Some original Schiaparelli feels almost as modern as Roseberry’s. I swore I had seen Sex and the City’s Carrie Bradshaw in Schiaparelli’s newsprint fabric – in fact Carrie’s was John Galliano-era Dior. I could hear other visitors cry ‘I would so wear that!’ and ‘that could be in the windows at Liberty!’. That praise could also be a clue as to why Maison Schiaparelli closed in the 1950s. At a certain point, the avant-garde becomes the Liberty-friendly mainstream. (Her use of zippers, if you can believe it, was once controversial.)

Schiaparelli is a difficult designer to contain in a retrospective. Her pieces convey a sense of her otherworldliness and humour, but where is the struggle, dissatisfaction, defeat that she often felt? She believed that a dress, once created, no longer belonged to her; another personality entered into it, sometimes destroying it or turning it into a caricature of what she intended for it to be. Designing clothes was also, to some degree, a way of correcting her flaws. She believed she was ugly and felt that her life had begun with the disappointment of being named after a Wagnerian heroine: ‘Never was a name less appropriate.’ 

After the second world war, Christian Dior’s New Look offered women an escape back into the romance of soft, conventional femininity. The house of Schiaparelli declared bankruptcy in 1954 and its founder went into retirement. She turned away from the Place Vendôme – which ‘owned and claimed me too tyrannically’ – to write her autobiography Shocking Life and, like a hermit or a mystic, to free herself ‘from the excess baggage of possessions and jealousy’.

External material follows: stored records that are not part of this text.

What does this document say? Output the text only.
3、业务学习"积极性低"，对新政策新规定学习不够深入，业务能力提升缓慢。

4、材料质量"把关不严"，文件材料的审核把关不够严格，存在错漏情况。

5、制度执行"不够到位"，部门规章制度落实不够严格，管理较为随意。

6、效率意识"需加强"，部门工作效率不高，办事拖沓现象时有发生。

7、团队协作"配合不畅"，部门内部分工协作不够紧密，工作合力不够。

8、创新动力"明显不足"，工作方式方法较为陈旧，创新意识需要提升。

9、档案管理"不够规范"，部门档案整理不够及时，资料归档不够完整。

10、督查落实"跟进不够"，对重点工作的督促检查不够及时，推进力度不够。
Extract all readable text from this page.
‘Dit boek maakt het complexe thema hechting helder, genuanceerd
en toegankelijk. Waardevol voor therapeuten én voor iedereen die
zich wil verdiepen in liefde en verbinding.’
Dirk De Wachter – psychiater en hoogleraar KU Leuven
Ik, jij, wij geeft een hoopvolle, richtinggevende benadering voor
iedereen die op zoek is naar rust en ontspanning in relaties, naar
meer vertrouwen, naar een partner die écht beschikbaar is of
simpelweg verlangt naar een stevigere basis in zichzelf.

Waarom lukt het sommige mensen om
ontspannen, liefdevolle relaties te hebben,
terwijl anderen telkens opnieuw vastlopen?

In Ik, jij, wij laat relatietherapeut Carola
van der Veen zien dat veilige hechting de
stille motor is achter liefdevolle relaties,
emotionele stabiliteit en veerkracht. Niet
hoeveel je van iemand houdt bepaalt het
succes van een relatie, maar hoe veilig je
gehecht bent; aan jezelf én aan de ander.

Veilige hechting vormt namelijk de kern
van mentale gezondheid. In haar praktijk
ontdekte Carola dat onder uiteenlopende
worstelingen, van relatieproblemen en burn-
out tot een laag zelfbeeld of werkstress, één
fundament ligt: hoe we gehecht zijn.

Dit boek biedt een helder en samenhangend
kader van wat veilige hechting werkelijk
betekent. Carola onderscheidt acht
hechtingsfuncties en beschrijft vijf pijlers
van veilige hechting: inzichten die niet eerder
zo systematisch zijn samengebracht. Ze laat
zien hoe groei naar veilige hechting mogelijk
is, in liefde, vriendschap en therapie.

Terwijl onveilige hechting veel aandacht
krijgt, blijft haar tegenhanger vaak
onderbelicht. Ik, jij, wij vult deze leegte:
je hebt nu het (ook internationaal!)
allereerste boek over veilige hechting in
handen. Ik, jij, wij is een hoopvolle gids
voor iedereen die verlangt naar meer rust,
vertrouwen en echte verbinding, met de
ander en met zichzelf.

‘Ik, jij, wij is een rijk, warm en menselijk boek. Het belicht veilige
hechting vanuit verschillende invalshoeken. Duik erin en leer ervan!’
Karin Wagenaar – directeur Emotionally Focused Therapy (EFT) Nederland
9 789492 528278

I wonder, then, what she would make of Harrods, just down the road from the V&A. The London Schiaparelli boutique is situated in the department store, which does indeed feel like the devil’s laboratory – though not in the way Cocteau meant. Down some corridors that look like a construction site, following the signs for the loos, you will find Schiaparelli in a hall of ‘superbrands’. Fashion becomes art becomes superbrand. I suppose we can thank the surrealists for turning us into shopaholics.

Schiaparelli: Fashion Becomes Art is at the V&A South Kensington until 8 November.